On Mother’s Day, Moms Need Congress to Take Actions to Strengthen Their Families’ Economic Security

By Sapna Mehta

This Mother’s Day, moms don’t need chocolates or flowers—they need Congress to take real legislative action on issues that matter. It’s been 60 years since President John F. Kennedy, Jr. convened the President’s Commission on the Status of Women. The Commission documented widespread workplace discrimination against women, noting outdated assumptions governing the labor market that had to change. At that time, 11 percent of mothers were the primary household breadwinners. But today, they are the breadwinners in 41 percent of all households, with 68 percent of Black mothers as breadwinners in their households. The pandemic pushed nearly two million women out of the labor force, with mothers forced to leave their jobs at higher rates.

Policy solutions that support working mothers and improve the quality of jobs will strengthen women’s economic security. Here’s a look at the menu of policy solutions Congress must pass to give mothers what they really need.

Significant investments in child care: Families across the income spectrum are struggling to access quality, affordable child care. Among families who pay for child care, those with the lowest incomes spend 35 percent of their income on care—five times more than what the federal government considers affordable. Despite the rising cost of child care, the child care workforce—disproportionately comprised of Black, Latinx and immigrant women—remains underpaid and undervalued. That’s part of an enduring legacy of racism and sexism in our economy. Congress must invest in stabilizing the child care market, making high-quality care more affordable for families, and raising wages for child care workers.

Paid family and medical leave: Mothers, who are often the primary caregivers for their families, lack access to paid family leave to care for a new child, aging parent, or sick family member. Research finds that 6 out of 10 Black women either don’t take the leave they need or do so without pay, costing them $3.9 billion in lost wages each ​year. Paid leave can increase women’s economic security and help reverse the economic fallout of mothers leaving the labor force due to caregiving needs.

The Pregnant Workers Fairness Act: Seventy-five percent of women entering the workforce will be pregnant and employed at some point in their lives. But our workplace policies continue to be out of touch with the realities of pregnancy. Too often, pregnant workers are forced to choose between a healthy pregnancy and their paychecks if their employers refuse to provide modest, medically necessary pregnancy accommodations. This is especially true for Black and Latinx women in physically demanding jobs with low pay. The Pregnant Workers Fairness Act—legislation to provide reasonable accommodations to pregnant employees—was approved by the House of Representatives and is awaiting a vote in the Senate.

The Schedules that Work Act: Mothers working in low-wage jobs often find themselves up against volatile work schedules—hours and shifts that change daily or weekly, with little advance notice. Black and Latinx women are disproportionately impacted by unpredictable schedules. This instability makes it difficult for working mothers to secure quality child care or budget effectively to meet expenses. Passing the Schedules that Work Act would increase employee input into work schedules and incentivize predictable and stable schedules, increasing women and families’ economic stability.

Pay equity: Millions of women and mothers are overrepresented in jobs paying low wages —a driving factor in the persistent gender wage gap.
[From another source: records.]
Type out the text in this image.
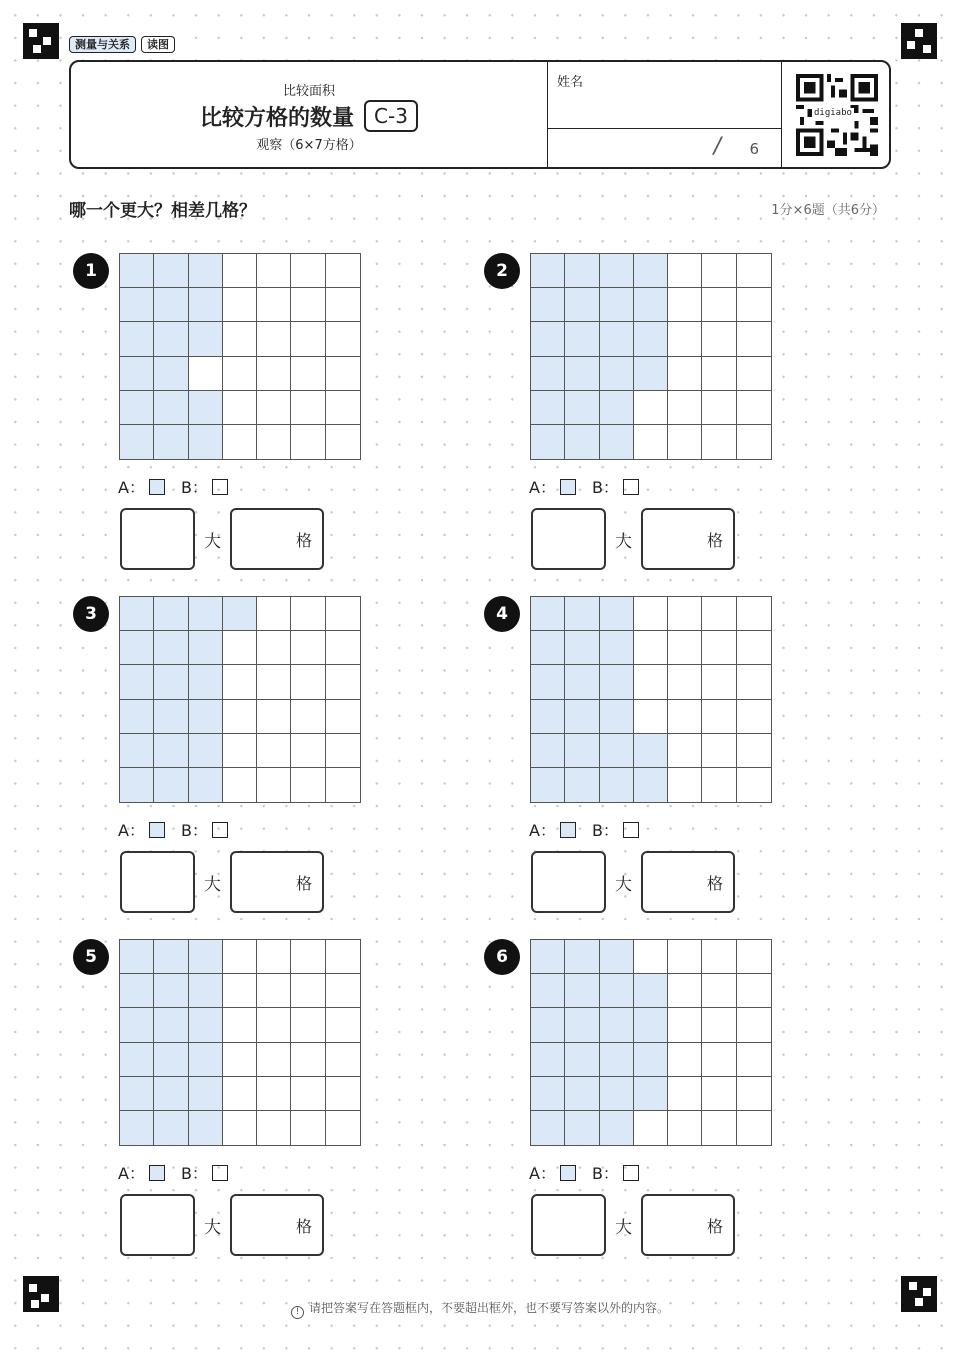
测量与关系	读图
比较面积
比较方格的数量	C-3
观察（6×7方格）
姓名
/ 6
digiabo
哪一个更大？相差几格？	1分×6题（共6分）
1
A： B：
大	格
2
A： B：
大	格
3
A： B：
大	格
4
A： B：
大	格
5
A： B：
大	格
6
A： B：
大	格
! 请把答案写在答题框内，不要超出框外，也不要写答案以外的内容。
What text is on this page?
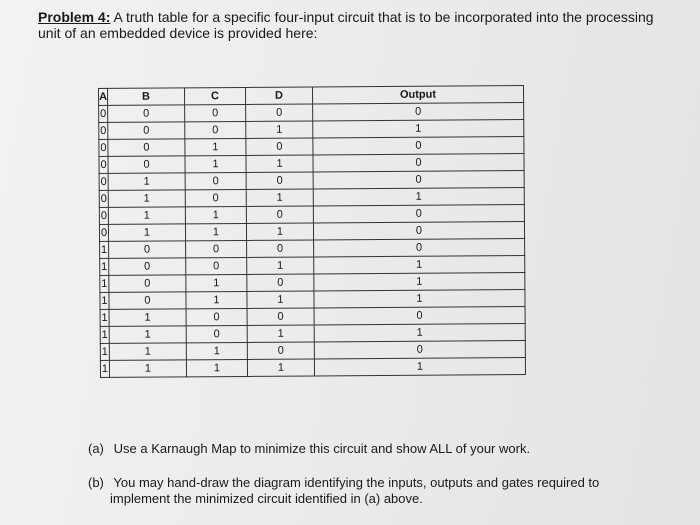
Problem 4: A truth table for a specific four-input circuit that is to be incorporated into the processing unit of an embedded device is provided here:
A	B	C	D	Output
0	0	0	0	0
0	0	0	1	1
0	0	1	0	0
0	0	1	1	0
0	1	0	0	0
0	1	0	1	1
0	1	1	0	0
0	1	1	1	0
1	0	0	0	0
1	0	0	1	1
1	0	1	0	1
1	0	1	1	1
1	1	0	0	0
1	1	0	1	1
1	1	1	0	0
1	1	1	1	1
(a) Use a Karnaugh Map to minimize this circuit and show ALL of your work.
(b) You may hand-draw the diagram identifying the inputs, outputs and gates required to
implement the minimized circuit identified in (a) above.
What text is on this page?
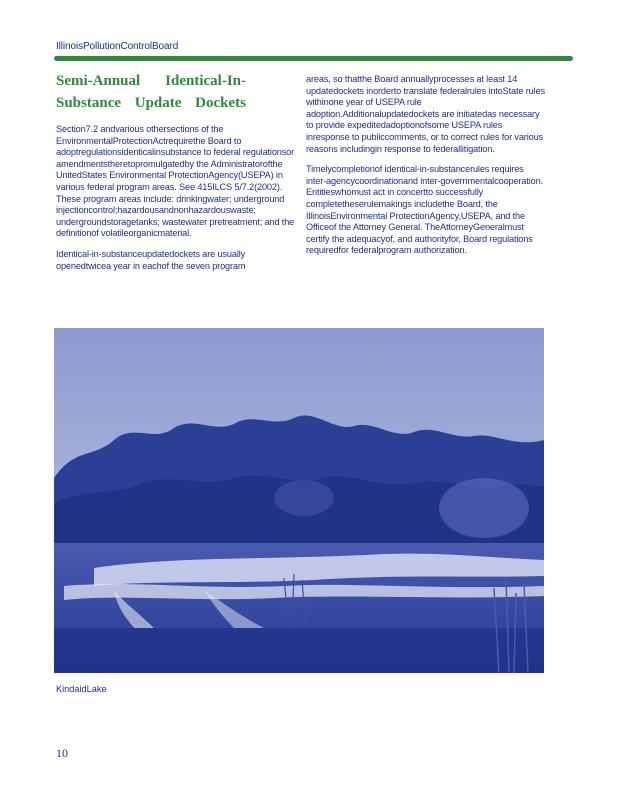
IllinoisPollutionControlBoard
Semi-Annual Identical-In-Substance Update Dockets

Section7.2 andvarious othersections of the EnvironmentalProtectionActrequirethe Board to adoptregulationsidenticalinsubstance to federal regulationsor amendmentstheretopromulgatedby the Administratorofthe UnitedStates Environmental ProtectionAgency(USEPA) in various federal program areas. See 415ILCS 5/7.2(2002). These program areas include: drinkingwater; underground injectioncontrol;hazardousandnonhazardouswaste; undergroundstoragetanks; wastewater pretreatment; and the definitionof volatileorganicmaterial.

Identical-in-substanceupdatedockets are usually openedtwicea year in eachof the seven program

areas, so thatthe Board annuallyprocesses at least 14 updatedockets inorderto translate federalrules intoState rules withinone year of USEPA rule adoption.Additionalupdatedockets are initiatedas necessary to provide expeditedadoptionofsome USEPA rules inresponse to publiccomments, or to correct rules for various reasons includingin response to federallitigation.

Timelycompletionof identical-in-substancerules requires inter-agencycoordinationand inter-governmentalcooperation. Entitieswhomust act in concertto successfully completetheserulemakings includethe Board, the IllinoisEnvironmental ProtectionAgency,USEPA, and the Officeof the Attorney General. TheAttorneyGeneralmust certify the adequacyof, and authorityfor, Board regulations requiredfor federalprogram authorization.

KindaidLake
10
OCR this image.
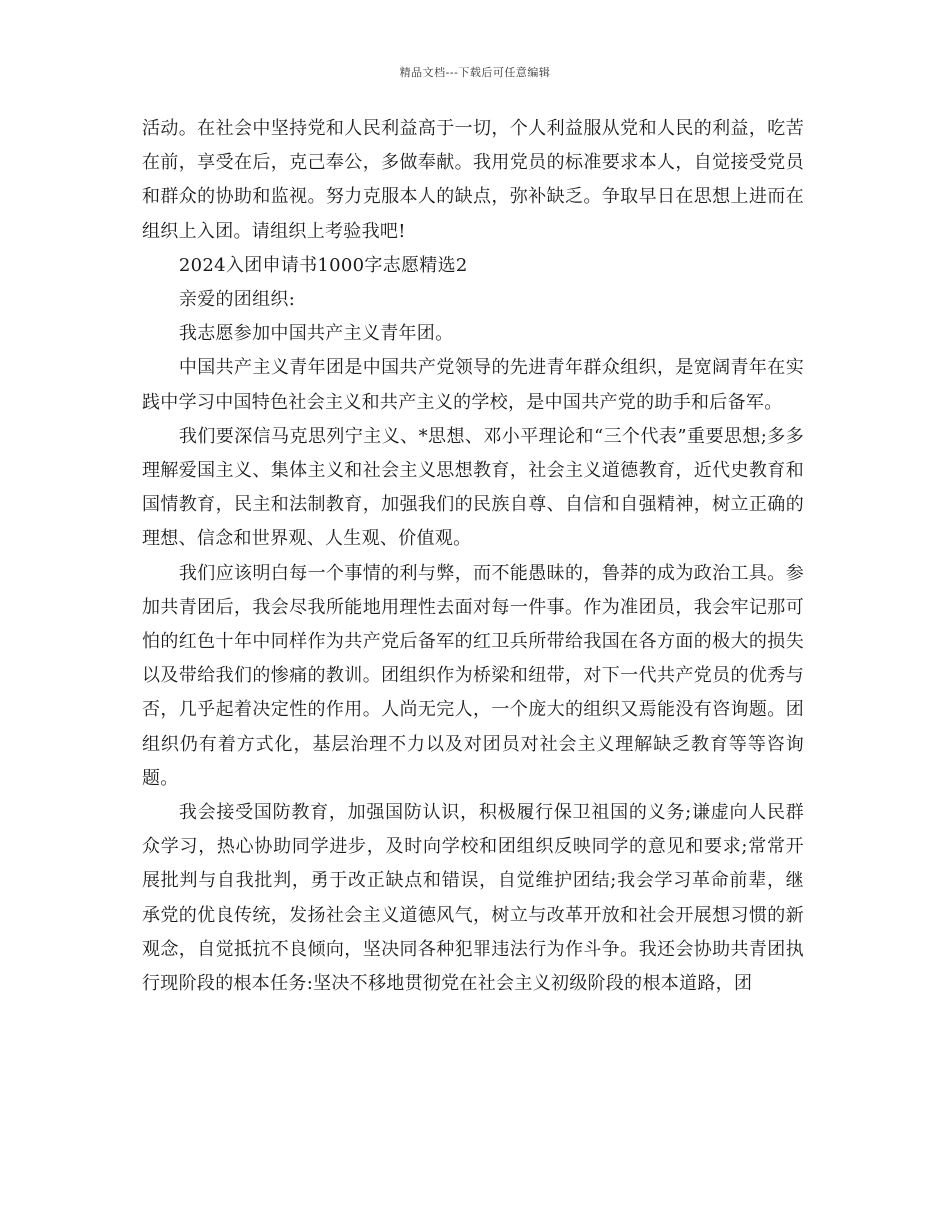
精品文档---下载后可任意编辑

活动。在社会中坚持党和人民利益高于一切，个人利益服从党和人民的利益，吃苦在前，享受在后，克己奉公，多做奉献。我用党员的标准要求本人，自觉接受党员和群众的协助和监视。努力克服本人的缺点，弥补缺乏。争取早日在思想上进而在组织上入团。请组织上考验我吧!

2024入团申请书1000字志愿精选2

亲爱的团组织:

我志愿参加中国共产主义青年团。

中国共产主义青年团是中国共产党领导的先进青年群众组织，是宽阔青年在实践中学习中国特色社会主义和共产主义的学校，是中国共产党的助手和后备军。

我们要深信马克思列宁主义、*思想、邓小平理论和“三个代表”重要思想;多多理解爱国主义、集体主义和社会主义思想教育，社会主义道德教育，近代史教育和国情教育，民主和法制教育，加强我们的民族自尊、自信和自强精神，树立正确的理想、信念和世界观、人生观、价值观。

我们应该明白每一个事情的利与弊，而不能愚昧的，鲁莽的成为政治工具。参加共青团后，我会尽我所能地用理性去面对每一件事。作为准团员，我会牢记那可怕的红色十年中同样作为共产党后备军的红卫兵所带给我国在各方面的极大的损失以及带给我们的惨痛的教训。团组织作为桥梁和纽带，对下一代共产党员的优秀与否，几乎起着决定性的作用。人尚无完人，一个庞大的组织又焉能没有咨询题。团组织仍有着方式化，基层治理不力以及对团员对社会主义理解缺乏教育等等咨询题。

我会接受国防教育，加强国防认识，积极履行保卫祖国的义务;谦虚向人民群众学习，热心协助同学进步，及时向学校和团组织反映同学的意见和要求;常常开展批判与自我批判，勇于改正缺点和错误，自觉维护团结;我会学习革命前辈，继承党的优良传统，发扬社会主义道德风气，树立与改革开放和社会开展想习惯的新观念，自觉抵抗不良倾向，坚决同各种犯罪违法行为作斗争。我还会协助共青团执行现阶段的根本任务:坚决不移地贯彻党在社会主义初级阶段的根本道路，团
Due to systemic inequities in the labor market, these disparities are compounded for Black, Indigenous, and Latinx women. While women collectively earn 83 cents for each dollar a white man earns, this penalty is steeper for women of color. Latinx women are paid 55 cents and Black women are paid 66 cents for every dollar paid to their white male counterparts. Raising the federal minimum wage to at least $15/hour, and guaranteeing tipped workers receive the full minimum wage before tips, can help narrow race and gender wage disparities.

The PRO Act: Unions also help counteract disparate labor market outcomes by reducing racial wage disparities and boosting women’s wages. Legislation like the Protecting the Right to Organize Act (PRO Act) protects the right of workers to form a union and collectively bargain with employers for higher wages, better benefits, and safer workplaces. The PRO Act passed the House, but has stalled in the Senate.

Access to abortion care: Finally, mothers need reproductive freedom. Just this week, a leaked U.S. Supreme Court draft opinion signaled the Court would overturn the landmark Roe v. Wade ruling. That would strip millions of people capable of pregnancy of their right to access an abortion—disproportionately harming women with low incomes and women of color. Studies show that women forced to carry an unwanted pregnancy to term are four times more likely to live in poverty compared to women who had an abortion. Lawmakers must enact the Women’s Health Protection Act to safeguard access to abortion.

This Mother’s Day, Congress should take legislative action to strengthen women and families’ economic stability and health security. Decisive federal action can begin to reverse generations of systemic sexism, racism, and other barriers to economic mobility for mothers and their families. These policies can start to ensure the next generation of women have the ability to succeed.